CBC Discusses Agenda in Meeting with President
By Zenitha Prince 
blackcaucusandobama
In this White House file photo, President Barack Obama meets with the Congressional Black Caucus in the State Dining Room of the White House three years ago. PHOTO - Pete Souza/The White House

Special to the Trice Edney News Wire from the Afro American Newspaper

(TriceEdneyWire.com) - The Congressional Black Caucus met with President Barack Obama at the White House Feb. 10 in a 90-minute pow-wow on issues relating to criminal justice, the economy, trade and more.

“Members of the CBC just wrapped up a productive meeting with President Obama at the White House. The CBC looks forward to working with the White House to improve the lives of all Americans,” a CBC statement read following the meeting.

CBC lawmakers have been among the staunchest supporters of the nation’s first African-American president, though the group’s relationship with its former member has been complicated and he has not escaped their criticism. But many also place blame for the president’s handicaps squarely at the feet of obstructionist Republicans.

“There have been isolated disappointments with the White House,” said CBC Chairman G.K. Butterfield (D-N.C.) said last month in an interview with The Hill. “But generally speaking I think — and I think that the vast, the overwhelming, majority of CBC members feel — that this president has been unfairly isolated by the Republicans. And his legacy is going to be a good legacy.”

Among the chief issues addressed in the White House meeting was criminal justice reform—something Black lawmakers have long championed which gained greater urgency last year in the wake of several police killings of unarmed Black men.

President Obama emphasized the “critical need” to build trust between communities and law enforcement officials, according to a White House statement.

“We had a very robust conversation about criminal justice reform, not only about police misconduct, but also about prosecutorial misconduct,” Butterfield said as quoted by The Associated Press. The chairman said members also raised the need to reduce incarceration in the United States.
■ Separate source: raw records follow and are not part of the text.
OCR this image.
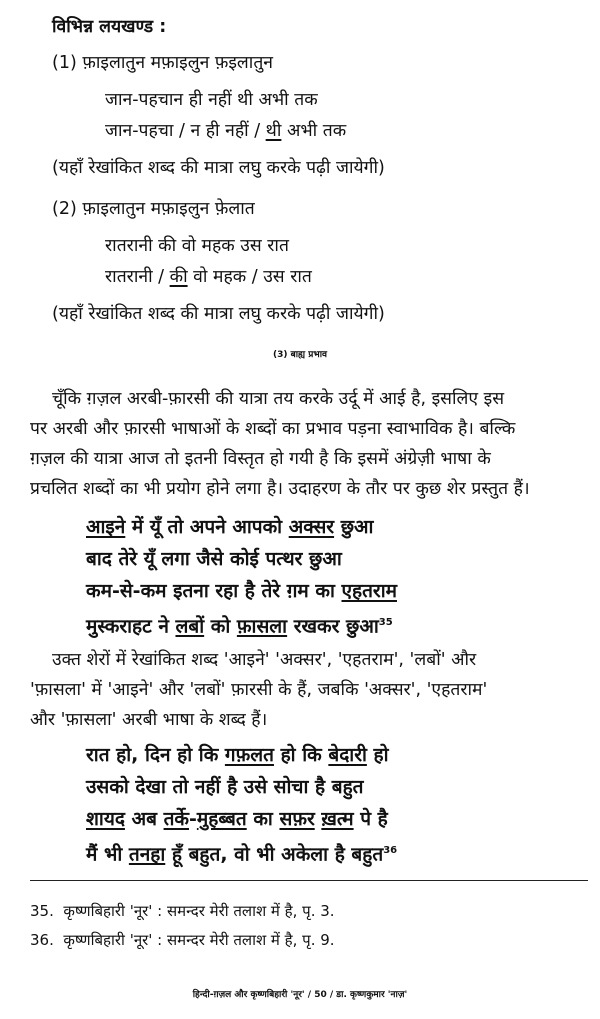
विभिन्न लयखण्ड :
(1) फ़ाइलातुन मफ़ाइलुन फ़इलातुन
जान-पहचान ही नहीं थी अभी तक
जान-पहचा / न ही नहीं / थी अभी तक
(यहाँ रेखांकित शब्द की मात्रा लघु करके पढ़ी जायेगी)
(2) फ़ाइलातुन मफ़ाइलुन फ़ेलात
रातरानी की वो महक उस रात
रातरानी / की वो महक / उस रात
(यहाँ रेखांकित शब्द की मात्रा लघु करके पढ़ी जायेगी)
(3) बाह्य प्रभाव
चूँकि ग़ज़ल अरबी-फ़ारसी की यात्रा तय करके उर्दू में आई है, इसलिए इस
पर अरबी और फ़ारसी भाषाओं के शब्दों का प्रभाव पड़ना स्वाभाविक है। बल्कि
ग़ज़ल की यात्रा आज तो इतनी विस्तृत हो गयी है कि इसमें अंग्रेज़ी भाषा के
प्रचलित शब्दों का भी प्रयोग होने लगा है। उदाहरण के तौर पर कुछ शेर प्रस्तुत हैं।
आइने में यूँ तो अपने आपको अक्सर छुआ
बाद तेरे यूँ लगा जैसे कोई पत्थर छुआ
कम-से-कम इतना रहा है तेरे ग़म का एहतराम
मुस्कराहट ने लबों को फ़ासला रखकर छुआ$^{35}$
उक्त शेरों में रेखांकित शब्द 'आइने' 'अक्सर', 'एहतराम', 'लबों' और
'फ़ासला' में 'आइने' और 'लबों' फ़ारसी के हैं, जबकि 'अक्सर', 'एहतराम'
और 'फ़ासला' अरबी भाषा के शब्द हैं।
रात हो, दिन हो कि गफ़लत हो कि बेदारी हो
उसको देखा तो नहीं है उसे सोचा है बहुत
शायद अब तर्के-मुहब्बत का सफ़र ख़त्म पे है
मैं भी तनहा हूँ बहुत, वो भी अकेला है बहुत$^{36}$
35. कृष्णबिहारी 'नूर' : समन्दर मेरी तलाश में है, पृ. 3.
36. कृष्णबिहारी 'नूर' : समन्दर मेरी तलाश में है, पृ. 9.
हिन्दी-ग़ज़ल और कृष्णबिहारी 'नूर' / 50 / डा. कृष्णकुमार 'नाज़'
The issue of Black unemployment was also a central concern of the CBC members, a concern the president shared, according to the White House statement. Jobless rates among Blacks have usually been double that of the national average—in January, for example, unemployment among African Americans was 10.3 percent, compared to 5.7 percent for the overall population.

CBC members and the president discussed targeted spending in areas with persistently abject poverty rates—an idea long championed by South Carolina Rep. Jim Clyburn—and how to reach those who are not benefitting from the economy, according to the AP report.
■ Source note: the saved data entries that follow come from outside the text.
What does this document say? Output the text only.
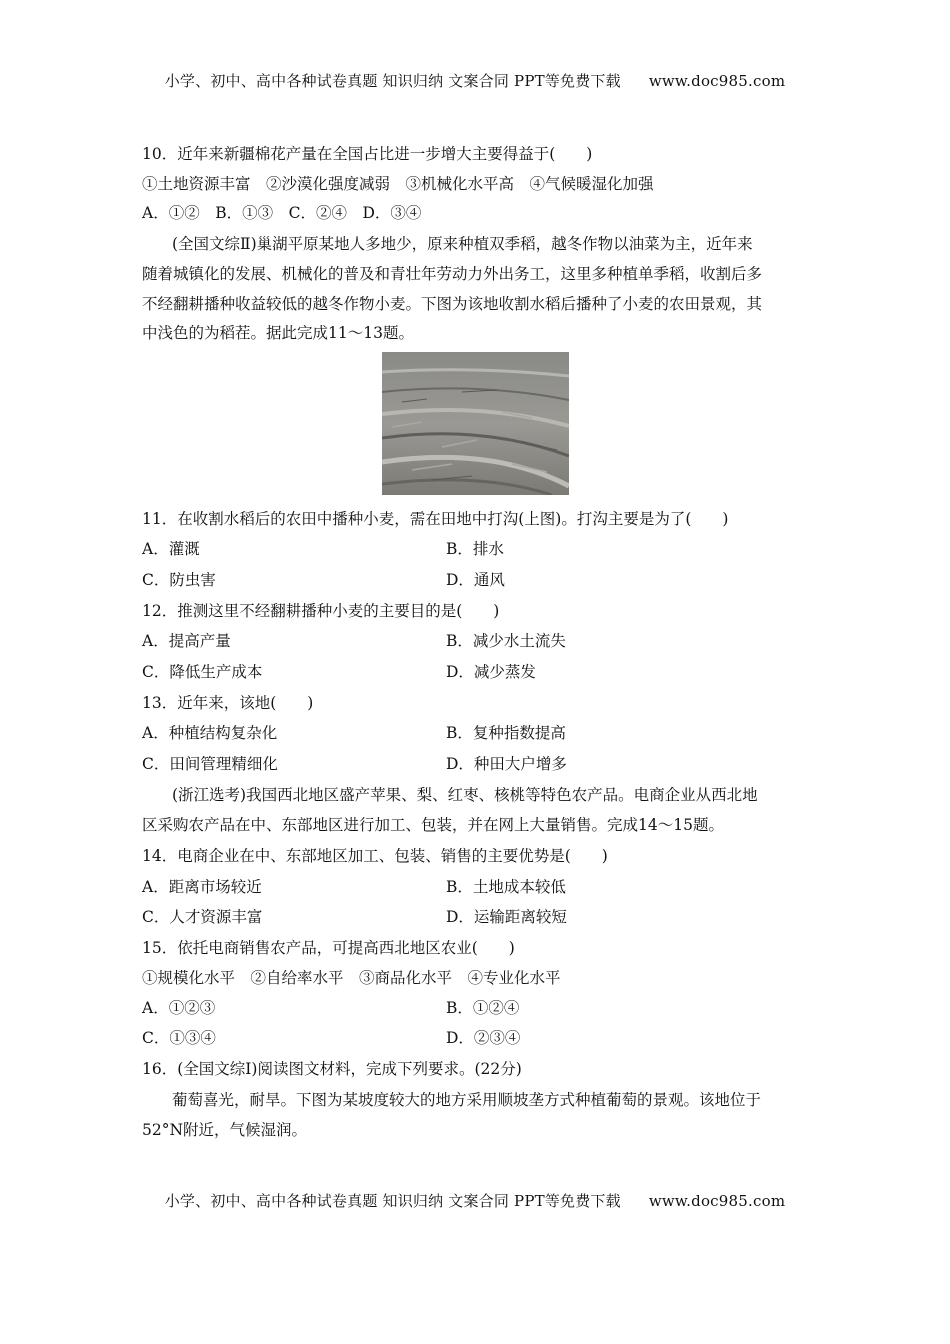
小学、初中、高中各种试卷真题 知识归纳 文案合同 PPT等免费下载 www.doc985.com
10．近年来新疆棉花产量在全国占比进一步增大主要得益于(　　)
①土地资源丰富　②沙漠化强度减弱　③机械化水平高　④气候暖湿化加强
A．①②　B．①③　C．②④　D．③④
(全国文综Ⅱ)巢湖平原某地人多地少，原来种植双季稻，越冬作物以油菜为主，近年来
随着城镇化的发展、机械化的普及和青壮年劳动力外出务工，这里多种植单季稻，收割后多
不经翻耕播种收益较低的越冬作物小麦。下图为该地收割水稻后播种了小麦的农田景观，其
中浅色的为稻茬。据此完成11～13题。
11．在收割水稻后的农田中播种小麦，需在田地中打沟(上图)。打沟主要是为了(　　)
A．灌溉	B．排水
C．防虫害	D．通风
12．推测这里不经翻耕播种小麦的主要目的是(　　)
A．提高产量	B．减少水土流失
C．降低生产成本	D．减少蒸发
13．近年来，该地(　　)
A．种植结构复杂化	B．复种指数提高
C．田间管理精细化	D．种田大户增多
(浙江选考)我国西北地区盛产苹果、梨、红枣、核桃等特色农产品。电商企业从西北地
区采购农产品在中、东部地区进行加工、包装，并在网上大量销售。完成14～15题。
14．电商企业在中、东部地区加工、包装、销售的主要优势是(　　)
A．距离市场较近	B．土地成本较低
C．人才资源丰富	D．运输距离较短
15．依托电商销售农产品，可提高西北地区农业(　　)
①规模化水平　②自给率水平　③商品化水平　④专业化水平
A．①②③	B．①②④
C．①③④	D．②③④
16．(全国文综Ⅰ)阅读图文材料，完成下列要求。(22分)
葡萄喜光，耐旱。下图为某坡度较大的地方采用顺坡垄方式种植葡萄的景观。该地位于
52°N附近，气候湿润。
小学、初中、高中各种试卷真题 知识归纳 文案合同 PPT等免费下载 www.doc985.com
Part of the solution could lie in the administration’s trade agenda, which “would provide new opportunities for workers and support economic growth by opening markets, enforcing high-standards in our agreements, and leveling the playing field for our workers,” the president told the CBC.

Obama called on the CBC to support his bid for trade promotion authority, which would block Congress from changing trade deals negotiated by the White House—though retaining lawmakers’ power to reject or approve the plans.

But Democrats and their allies are skeptical, blaming past trade agreements for lost jobs.

“He acknowledged that there have been some problems in the past with some trade agreements but believes this trade agreement will be infinitely better in terms of safeguards,” said Rep. Emanuel Cleaver of Missouri, according to the AP. “The bottom line is what we have to make a decision on is how much trust and confidence we have in the president because there is nothing that we’re going to know until it’s been negotiated.”